Sit Tight: You Wouldn’t Want to Miss Anything
It’s the third period and the game is scoreless. The refreshments you’ve had during the previous periods are starting to have an effect on you; the nachos with the nuclear orange “cheese” are beginning to look appealing. You think to yourself, what are odds that the Canucks can manage to string together enough consecutive passes to threaten a chance on net. Low, you decide. In an impulsive moment, the decision is made and you’re in the concourse before you know it, eagerly scanning for the nearest cheese fountain. Suddenly, the unmistakable sound of the home fans cheering washes over you. Your eyes find a screen just in time to catch the Canucks celebrating behind the opposing next. You’ve missed it – the only goal of the game and all because you decided to leave your seat. We’ve all been there.
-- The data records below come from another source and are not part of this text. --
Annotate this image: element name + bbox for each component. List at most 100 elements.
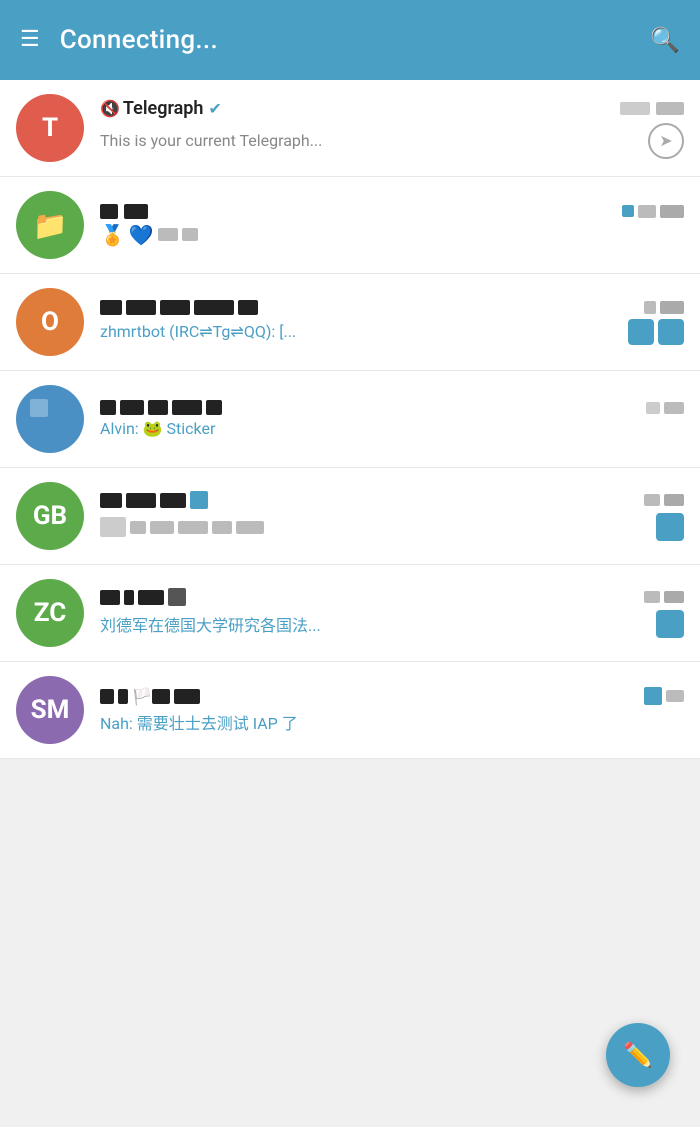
name-blur2 (126, 493, 156, 508)
time-blur2 (660, 205, 684, 218)
chat-name-telegraph: Telegraph (123, 98, 204, 119)
avatar-6: ZC (16, 579, 84, 647)
avatar-4 (16, 385, 84, 453)
time-blur2 (660, 301, 684, 314)
verified-icon: ✔ (208, 99, 221, 118)
name-blur4 (194, 300, 234, 315)
chat-item-7[interactable]: SM 🏳️ Nah: 需要壮士 (0, 662, 700, 759)
time-area-5 (644, 494, 684, 506)
header: ☰ Connecting... 🔍 (0, 0, 700, 80)
msg-blur3 (178, 521, 208, 534)
badge-area-3 (628, 319, 684, 345)
chat-name-area-7: 🏳️ (100, 687, 644, 706)
chat-top-row: 🔇 Telegraph ✔ (100, 98, 684, 119)
message-text-telegraph: This is your current Telegraph... (100, 131, 640, 150)
chat-content-7: 🏳️ Nah: 需要壮士去测试 IAP 了 (100, 687, 684, 734)
chat-name-area: 🔇 Telegraph ✔ (100, 98, 620, 119)
time-area (620, 102, 684, 115)
flag-emoji: 🏳️ (132, 687, 152, 706)
badge-icon-3b (658, 319, 684, 345)
avatar-letter-5: GB (33, 501, 67, 531)
name-square (190, 491, 208, 509)
name-blur2 (126, 300, 156, 315)
avatar-3: O (16, 288, 84, 356)
message-row-2: 🏅 💙 (100, 223, 684, 247)
message-row-5 (100, 513, 684, 541)
name-blur1 (100, 204, 118, 219)
chat-item-5[interactable]: GB (0, 468, 700, 565)
name-blur3 (138, 590, 164, 605)
chat-content-2: 🏅 💙 (100, 204, 684, 247)
badge-icon-6 (656, 610, 684, 638)
name-blur1 (100, 689, 114, 704)
compose-fab[interactable]: ✏️ (606, 1023, 670, 1087)
msg-icon1 (100, 517, 126, 537)
time-badge-area-2 (622, 205, 684, 218)
name-rect (168, 588, 186, 606)
time-blur (646, 402, 660, 414)
name-blur3 (160, 493, 186, 508)
chat-top-row-5 (100, 491, 684, 509)
chat-name-area-4 (100, 400, 646, 415)
message-row-4: Alvin: 🐸 Sticker (100, 419, 684, 438)
time-blur (620, 102, 650, 115)
chat-item-telegraph[interactable]: T 🔇 Telegraph ✔ This is your current Tel… (0, 80, 700, 177)
msg-blur2 (182, 228, 198, 241)
forward-icon: ➤ (648, 123, 684, 159)
msg-blur5 (236, 521, 264, 534)
chat-name-area-6 (100, 588, 644, 606)
msg-blur1 (130, 521, 146, 534)
time-blur (666, 690, 684, 702)
message-text-4: Alvin: 🐸 Sticker (100, 419, 684, 438)
name-blur2 (118, 689, 128, 704)
message-row-3: zhmrtbot (IRC⇌Tg⇌QQ): [... (100, 319, 684, 345)
avatar-5: GB (16, 482, 84, 550)
name-blur1 (100, 300, 122, 315)
chat-item-3[interactable]: O (0, 274, 700, 371)
unread-dot (622, 205, 634, 217)
chat-top-row-4 (100, 400, 684, 415)
time-area-7 (644, 687, 684, 705)
chat-top-row-6 (100, 588, 684, 606)
name-blur3 (148, 400, 168, 415)
msg-blur2 (150, 521, 174, 534)
time-blur2 (664, 591, 684, 603)
message-icons: 🏅 💙 (100, 223, 198, 247)
chat-item-4[interactable]: Alvin: 🐸 Sticker (0, 371, 700, 468)
chat-item-6[interactable]: ZC 刘德军在德国大学研究各国法... (0, 565, 700, 662)
chat-item-2[interactable]: 📁 🏅 💙 (0, 177, 700, 274)
search-icon[interactable]: 🔍 (650, 26, 680, 54)
chat-content-3: zhmrtbot (IRC⇌Tg⇌QQ): [... (100, 300, 684, 345)
name-blur1 (100, 400, 116, 415)
mute-icon: 🔇 (100, 99, 120, 118)
avatar-letter: T (42, 113, 58, 143)
msg-blur (158, 228, 178, 241)
time-area-4 (646, 402, 684, 414)
name-blur5 (206, 400, 222, 415)
message-row-6: 刘德军在德国大学研究各国法... (100, 610, 684, 638)
header-title: Connecting... (60, 25, 650, 55)
chat-content-4: Alvin: 🐸 Sticker (100, 400, 684, 438)
chat-content-telegraph: 🔇 Telegraph ✔ This is your current Teleg… (100, 98, 684, 159)
msg-blur4 (212, 521, 232, 534)
avatar-2: 📁 (16, 191, 84, 259)
message-text-6: 刘德军在德国大学研究各国法... (100, 612, 650, 636)
menu-icon[interactable]: ☰ (20, 29, 40, 51)
message-row-7: Nah: 需要壮士去测试 IAP 了 (100, 710, 684, 734)
chat-list: T 🔇 Telegraph ✔ This is your current Tel… (0, 80, 700, 759)
avatar-telegraph: T (16, 94, 84, 162)
time-blur (644, 494, 660, 506)
compose-icon: ✏️ (623, 1041, 653, 1069)
time-blur2 (664, 494, 684, 506)
chat-content-6: 刘德军在德国大学研究各国法... (100, 588, 684, 638)
medal-emoji: 🏅 (100, 223, 125, 247)
chat-name-area-5 (100, 491, 644, 509)
time-blur (644, 301, 656, 314)
time-blur2 (656, 102, 684, 115)
chat-top-row-3 (100, 300, 684, 315)
name-blur4 (174, 689, 200, 704)
badge-icon-3 (628, 319, 654, 345)
name-blur3 (160, 300, 190, 315)
unread-square (644, 687, 662, 705)
blue-heart-emoji: 💙 (129, 223, 154, 247)
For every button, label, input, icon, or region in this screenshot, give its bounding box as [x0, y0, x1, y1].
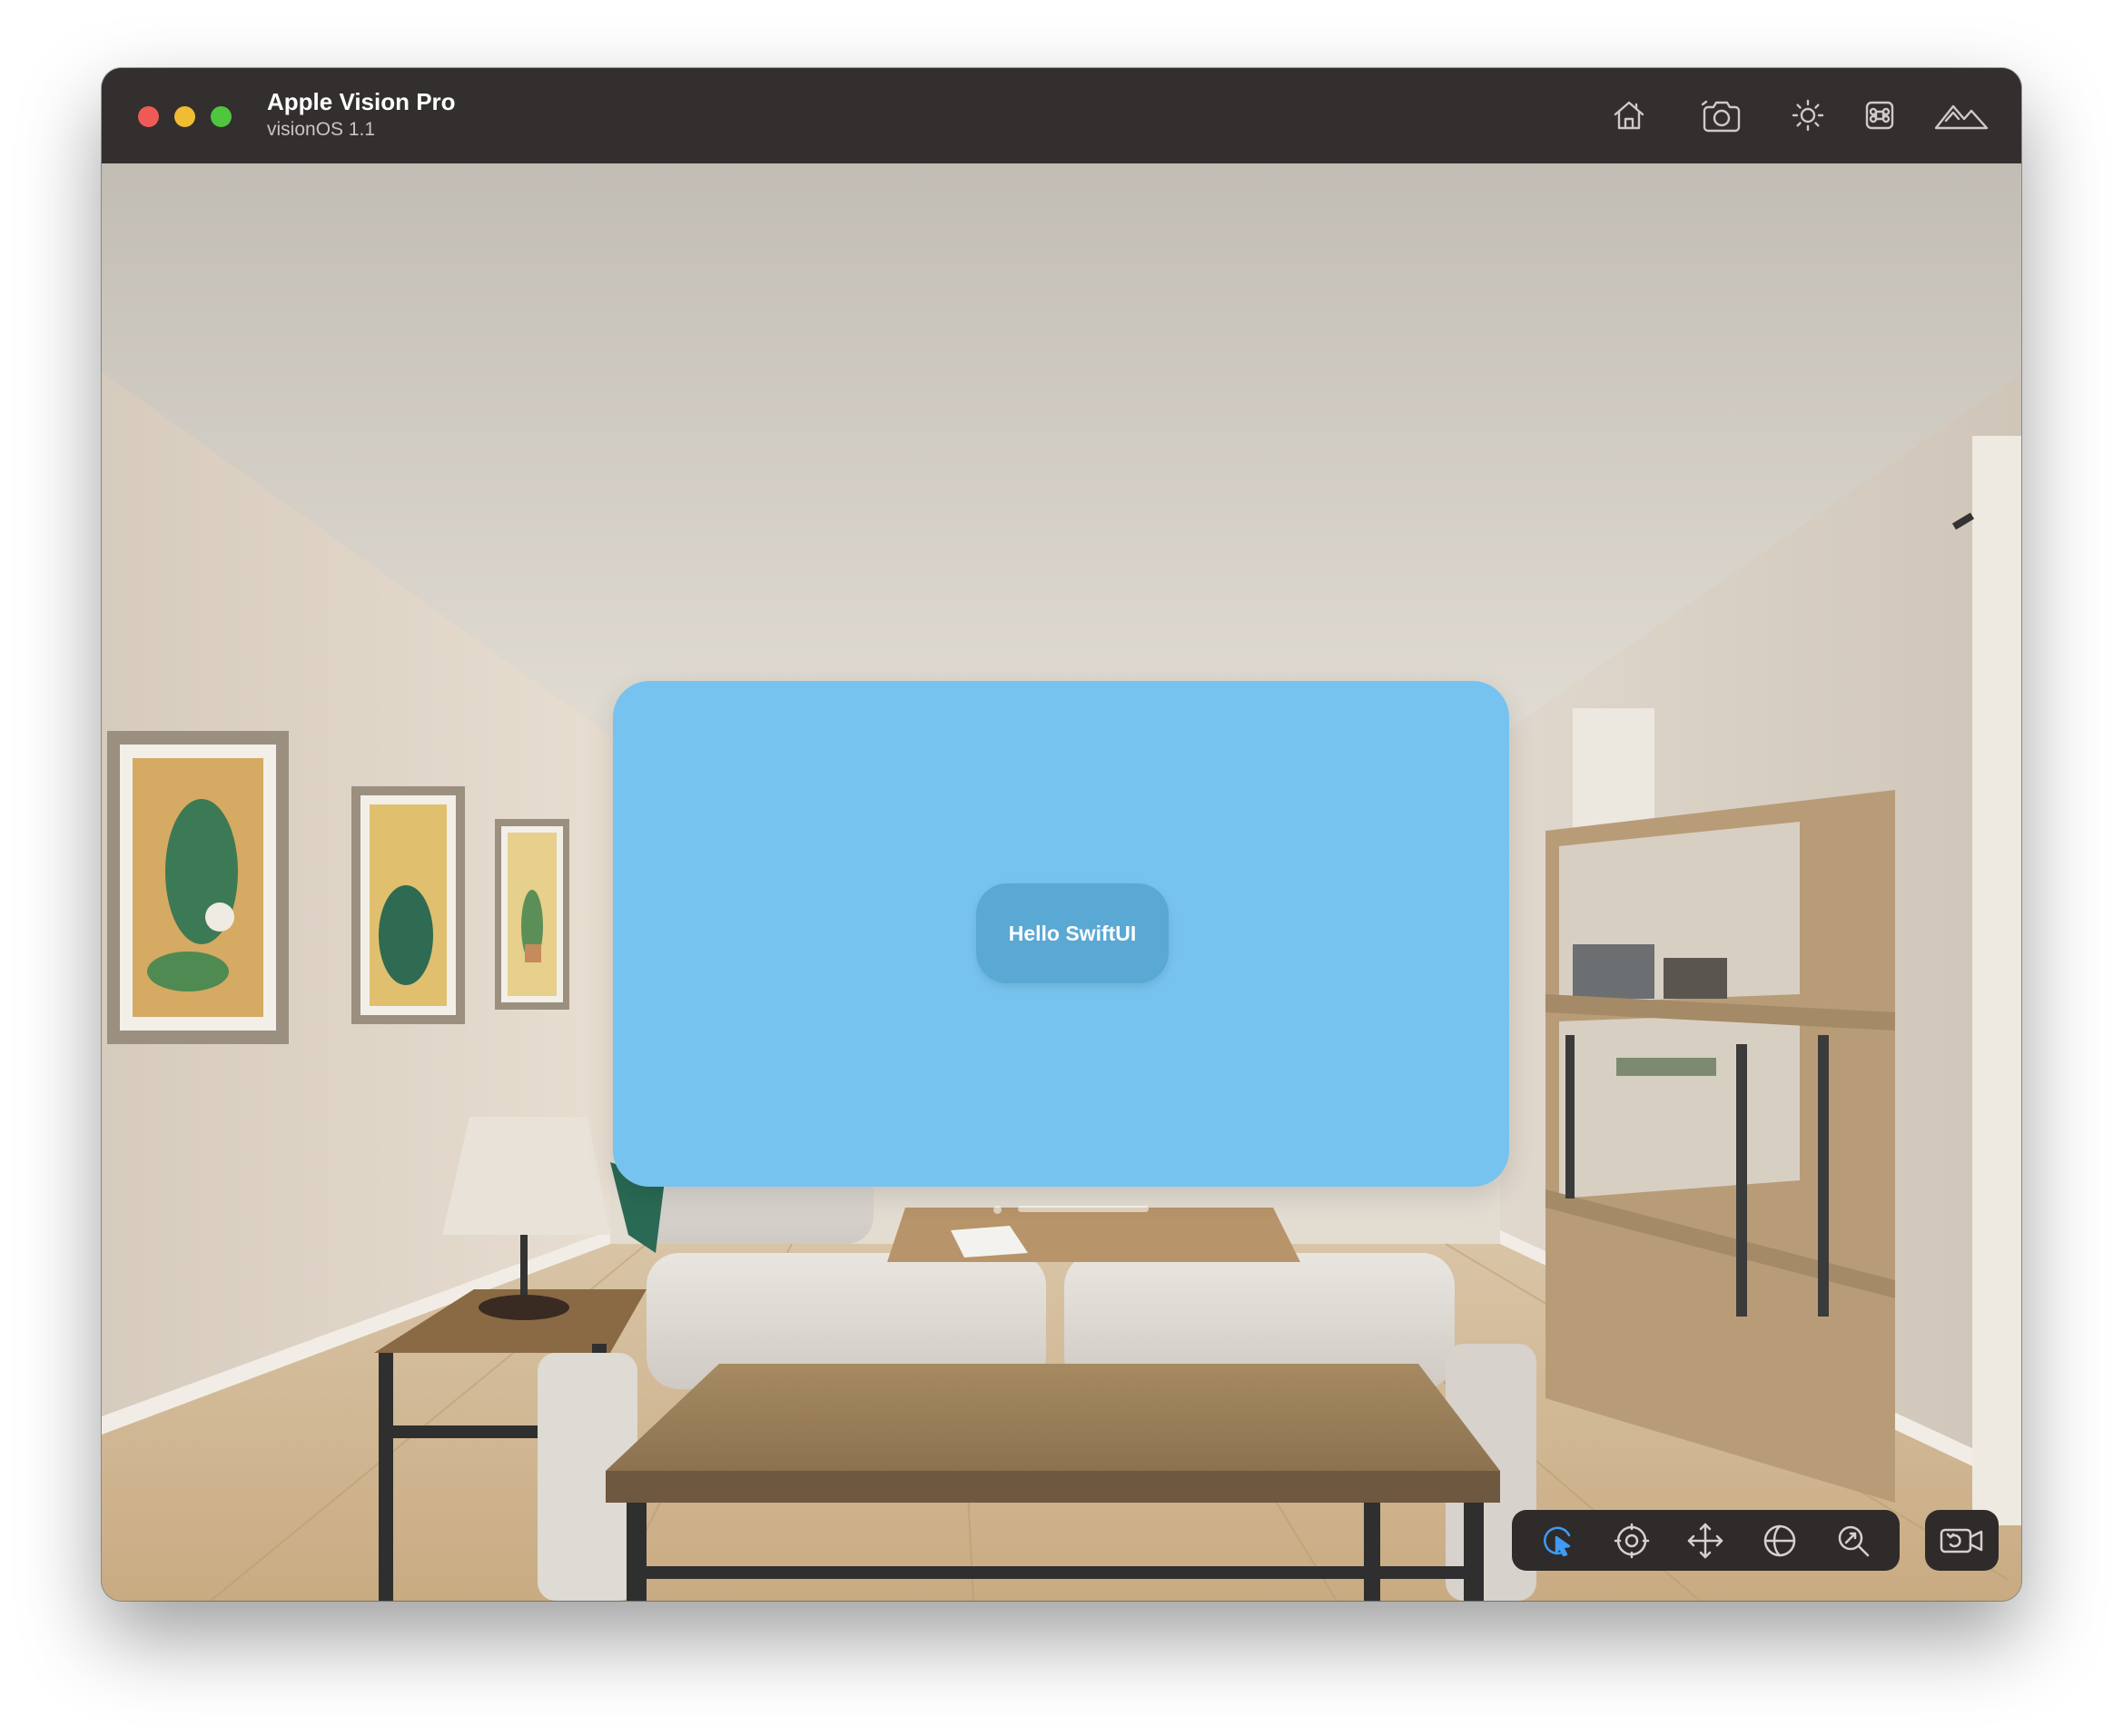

As an investor, being in your “seat” is critical to ensure that you are there for when your team – in this case, a globally diversified portfolio – does score. It seems like a simple formula for success: don’t move = don’t miss the action. Easy, right? While it certainly seems straightforward, we recognize that it isn’t always an easy task; drinks get low, cravings for salty foods increase, and at times, nature calls. In the case of an investor, stock markets get volatile, portfolio values drop, and emotions begin to takeover. What if we just go to cash and wait for the “dip” to get back in? What if I leave my seat for just a minute?
Impact of Missing Top 10 Daily Returns for S&P/TSX Composite Total Return on Annualized Return
Jan 1, 2000 – April 30, 2020
As is illustrated above, the S&P/TSX Composite has delivered large returns suddenly and without notice. February 20th through March 23rd, the S&P/TSX was down over 37%. Who would have thought on the 24th the market would return nearly 12%? If you had decided that it was time to leave your seat, you would have missed out on the largest single day return in 20 years.
Is there ever a time when you can leave your seat during play? Given that we don’t believe anyone can consistently predict in which period the Canucks will score their goals, nor do we feel anyone has the ability to consistently sell at market highs and buy at market lows, there is a risk that you miss the big moment by getting up. Despite this unknowability, it doesn’t stop sports analyst and active money managers alike from making their predictions and guess what? Each market decline and each game, a small percentage of them will guess right, but even a broken clock is right twice a day.
So if you decide to tune out these self-titled experts, what can you do to ensure you don’t miss out on the positive returns and memorable goals? Use the intermissions and calmer periods in the stock markets to top up your drinks, get your snacks and remind yourself of what it means to be a disciplined, long-term investor following an evidence-based approach. You sit tight during the times of negative returns and constant turnovers, knowing that at some point, momentum will shift, and both your portfolio and one of the rising stars will get their chance to do what they do best: score.